Known as Abuela Amalia, this grandmother from Mexico City has spent six decades defending the chinampas, an ancient system of canals and floating agricultural islands dating back to Aztec times. When she was young, the water teemed with native fish and plants that her family cooked with using recipes passed down through generations.

Today, those same canals are choked with pollution and shrinking under urban sprawl. The axolotl, a tiny amphibian found nowhere else on Earth, is now more common in video games than in its natural home.

But Abuela Amalia refused to watch quietly. Last year, she traveled to a conservation summit in another region and convinced organizers to bring their next gathering to Xochimilco. This March, she helped host the Cumbre Internacional Xochimilco Vida y Paz, a four-day international summit that brought together 170 people from six countries.
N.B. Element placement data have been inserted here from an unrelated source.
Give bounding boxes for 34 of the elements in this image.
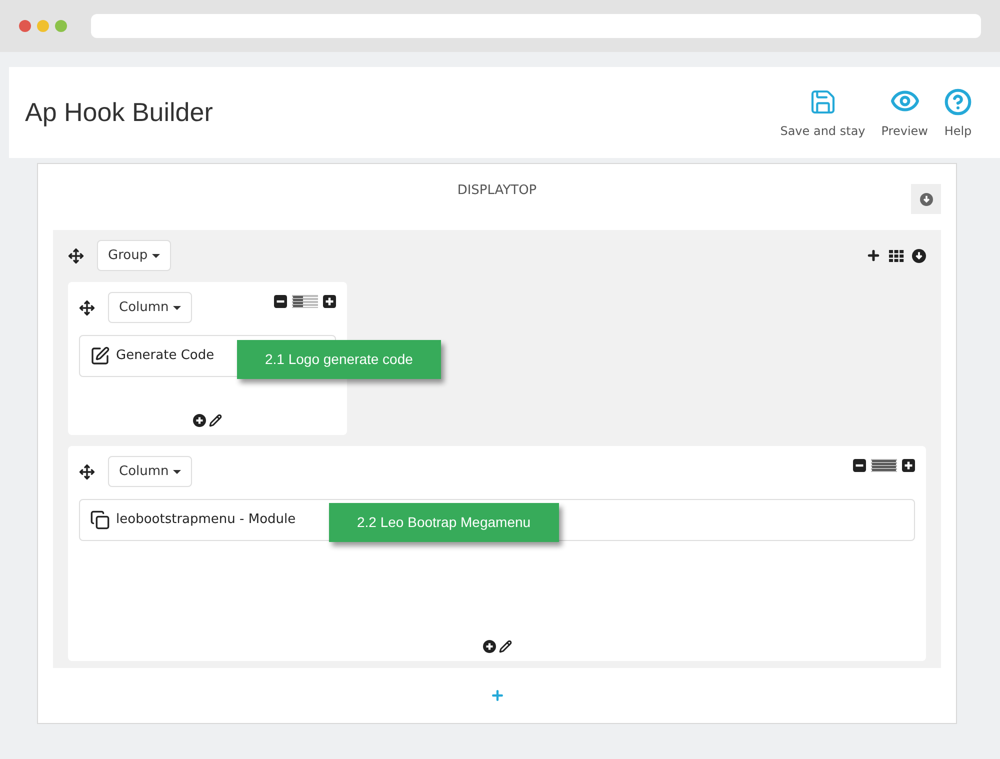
dropdown-button[interactable]: Column bbox=[108, 292, 192, 323]
shrink-icon[interactable] bbox=[274, 295, 287, 308]
move-icon[interactable] bbox=[68, 248, 84, 264]
toolbar-action[interactable]: Preview bbox=[881, 86, 928, 140]
callout-tooltip: 2.2 Leo Bootrap Megamenu bbox=[329, 503, 559, 542]
collapse-button[interactable] bbox=[911, 184, 941, 214]
download-icon[interactable] bbox=[912, 248, 926, 262]
edit-icon[interactable] bbox=[498, 640, 512, 653]
add-icon[interactable] bbox=[866, 248, 881, 263]
add-icon[interactable] bbox=[193, 414, 206, 427]
caret-icon bbox=[172, 470, 181, 474]
dropdown-button[interactable]: Column bbox=[108, 456, 192, 487]
column-width-track[interactable] bbox=[292, 295, 318, 308]
expand-icon[interactable] bbox=[902, 459, 915, 472]
toolbar-action[interactable]: Help bbox=[944, 88, 972, 140]
hook-title: DISPLAYTOP bbox=[457, 182, 537, 200]
dropdown-button[interactable]: Group bbox=[97, 240, 171, 271]
caret-icon bbox=[152, 254, 160, 258]
callout-tooltip: 2.1 Logo generate code bbox=[237, 340, 441, 379]
move-icon[interactable] bbox=[79, 300, 95, 316]
grid-icon[interactable] bbox=[889, 250, 904, 262]
caret-icon bbox=[172, 306, 181, 310]
edit-icon bbox=[90, 346, 110, 366]
page-title: Ap Hook Builder bbox=[25, 96, 213, 129]
toolbar-action[interactable]: Save and stay bbox=[780, 88, 866, 140]
module-icon bbox=[90, 510, 110, 530]
add-group-icon[interactable] bbox=[490, 688, 504, 703]
add-icon[interactable] bbox=[482, 640, 496, 653]
expand-icon[interactable] bbox=[323, 295, 336, 308]
help-icon bbox=[944, 88, 972, 116]
shrink-icon[interactable] bbox=[853, 459, 866, 472]
edit-icon[interactable] bbox=[209, 414, 222, 427]
move-icon[interactable] bbox=[79, 464, 95, 480]
save-icon bbox=[808, 88, 837, 116]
The gathering united traditional farmers, Indigenous leaders, scientists, and lawmakers around one bold goal: giving the canal system legal rights as a living entity. Instead of treating Xochimilco as property to be managed, this approach would recognize the ecosystem itself as having rights that communities are responsible for protecting.

The summit ended with participants declaring Xochimilco a "Sanctuary of Life and Peace." They outlined concrete steps combining ecological restoration with community-led governance, putting local farmers and longtime residents at the center of decision-making.

Organizer Luis Prekoma sees Xochimilco as a model that could spread globally. "This is not just about Xochimilco," he explained. "It's about generating models that can be replicated in other territories."

The chinampas once covered 170 square kilometers. Today, only about 2,000 hectares remain, recognized as a UNESCO World Heritage Site since 1987. Abuela Amalia traces the sharpest decline to the 1990s, when legal changes allowed communal lands to be privatized and sold off.

The Ripple Effect

The summit brought people to the same table who rarely meet: elderly farmers who've worked the chinampas for generations sat alongside international scientists and government officials. Together, they're building a restoration plan rooted in both ancestral knowledge and modern ecology.

Similar gatherings in other Mexican regions have already sparked conservation wins. Now communities across Latin America and beyond are watching Xochimilco to see if giving nature legal rights can succeed where traditional conservation has struggled.

For Abuela Amalia, the fight is personal and practical. She carries baskets of flowers and vegetables through the same canals where she played as a child, determined that future generations might one day drink from those waters again.